Laporan wartawan TribunnewsDepok.com, Cahya Nugraha
TRIBUNNEWSDEPOK.COM, BOGOR - Majelis hakim Pengadilan Negeri (PN) Bogor menjatuhi hukum penjara 9 tahun kepada pelaku utama pembacokan ASR alias Tukul dalam perkara pembacokan Arya Saputra yang terjadi pada Jumat (10/3/2023) di Simpang Pomad, Bogor
Vonis ini lebih tinggi bila dibandingkan dengan Jaksa Penuntut Umum (JPU) yang hanya menuntut kurungan 7,5 tahun.
Penasihat Hukum Tukul, Endeh Herdiani mengatakan bahwa yang memberatkan Tukul dalam persidangan ini adalah lantaran Tukul terbukti sudah dua kali melakukan tindak pidana (Residivis).
"Salah satunya ternyata dalam persidangan terungkap bahwa klien kami sudah dua kali melakukan tindak pidana. Kasus yang ini, satunya dengan yang lain," kata Endeh ditemui usai sidang, Senin (12/6/2023).
"Kedua, klien kami tidak secepatnya datang meminta maaf, itu yang kami tangkap, baik dari dirinya sendiri, atau dari pihak keluarganya tidak segera meminta maaf kepada korban (keluarga) Itu yang sangat disesalkan," sambungnya.
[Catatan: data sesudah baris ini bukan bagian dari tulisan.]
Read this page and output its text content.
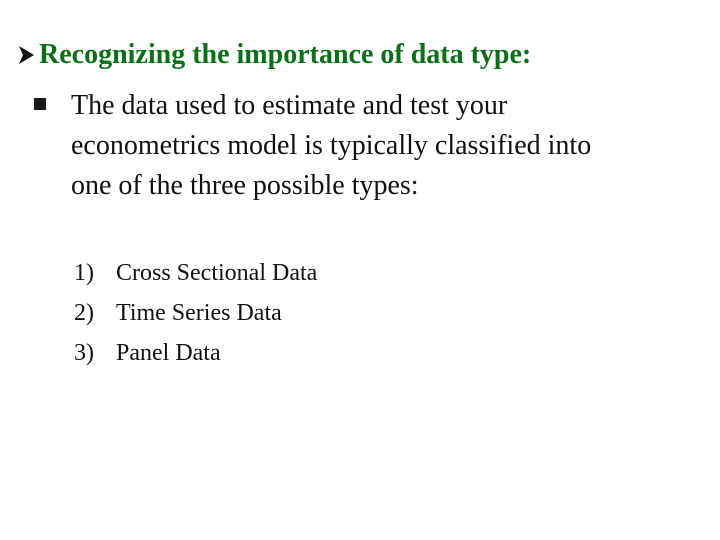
Recognizing the importance of data type:
The data used to estimate and test your
econometrics model is typically classified into
one of the three possible types:
1) Cross Sectional Data
2) Time Series Data
3) Panel Data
Dihubungi terpisah, Ahli Psikologi Forensik, Reza Indragiri Amriel mengatakan bahwa hukuman maksimal bagi Anak Berhadapan dengan Hukum (ABH) adalah 10 tahun.
"Alhasil, 9 tahun bisa dibilang sebagai hukuman yang berat, tapi itu bagi ABH pertama kalau bagi ABH berstatus residivis, saya bertanya-tanya 9 tahun itu akan dipakai untuk apa?," ungkap Reza dihubungi Wartakotalive.com.
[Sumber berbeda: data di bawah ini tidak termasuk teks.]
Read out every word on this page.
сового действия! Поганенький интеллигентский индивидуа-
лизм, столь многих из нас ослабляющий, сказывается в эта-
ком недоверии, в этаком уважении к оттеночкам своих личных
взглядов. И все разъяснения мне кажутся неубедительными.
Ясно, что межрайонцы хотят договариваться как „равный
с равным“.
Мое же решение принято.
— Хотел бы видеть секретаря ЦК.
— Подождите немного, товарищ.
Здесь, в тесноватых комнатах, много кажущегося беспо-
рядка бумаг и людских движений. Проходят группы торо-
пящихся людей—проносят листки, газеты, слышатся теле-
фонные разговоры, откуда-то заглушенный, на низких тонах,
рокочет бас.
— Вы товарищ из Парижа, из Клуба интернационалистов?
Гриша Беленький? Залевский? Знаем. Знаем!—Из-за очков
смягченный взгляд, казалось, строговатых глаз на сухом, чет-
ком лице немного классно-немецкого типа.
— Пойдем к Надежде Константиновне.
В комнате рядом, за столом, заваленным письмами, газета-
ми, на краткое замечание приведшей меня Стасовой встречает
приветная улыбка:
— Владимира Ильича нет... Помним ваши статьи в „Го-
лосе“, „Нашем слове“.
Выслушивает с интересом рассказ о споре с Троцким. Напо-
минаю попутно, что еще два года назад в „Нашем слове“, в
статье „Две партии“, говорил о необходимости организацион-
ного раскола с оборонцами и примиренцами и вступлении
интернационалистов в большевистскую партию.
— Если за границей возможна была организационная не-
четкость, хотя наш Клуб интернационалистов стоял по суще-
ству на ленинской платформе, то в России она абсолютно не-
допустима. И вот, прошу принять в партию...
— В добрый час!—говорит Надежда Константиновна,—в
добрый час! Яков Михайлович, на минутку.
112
Baca juga: Keluarga Arya Saputra Kecewa, Tangis Pecah Lantaran Tukul Dihukum 9 Tahun Penjara
"Normatif jawabannya adalah untuk pembinaan. Tapi apa konkretnya pembinaan bagi residivis. Jelas tidak memadai jika fokus hanya pada pemenjaraan," sambungnya.
Bila pembinaan gagal, maka risiko residivisme akan semakin tinggi, ABH semakin berbahaya dan masyarakat semakin terancam jiwanya.
Sisi lain, anak (pelaku) terselamatkan oleh UU Perlindungan Anak, sehingga tidak ada framework meringankan sanksi yang dikenakan kepadanya.
Residivisme di kalangan anak berkonflik dengan hukum (pelaku) jelas menampar rezim rehabilitasi anak.
"Tapi berubah atau tidaknya perilaku anak memang tidak tergantung sepenuhnya pada program rehabilitasi oleh pemerintah, efektivitasnya juga dipengaruhi oleh unsur-unsur di luar lapas anak. Termasuk keluarga, masyarakat, kelompok teman sebaya, dll," jelas Reza.
"Mari kita jawab sendiri, apa beda antara anak berumur 17 tahun dan dewasa berumur 18 tahun? Tidak ada. Inilah konsekuensi pahit ketika kita menetapkan batasan usia anak-anak semata-mata mengacu pada tahun kelahiran," Sambung Reza.
Kemudian, untuk menakar seberapa jauh kemungkinan pelaku tidak mengulangi perbuatannya, perlu dilakukan Risk Asessment (RA).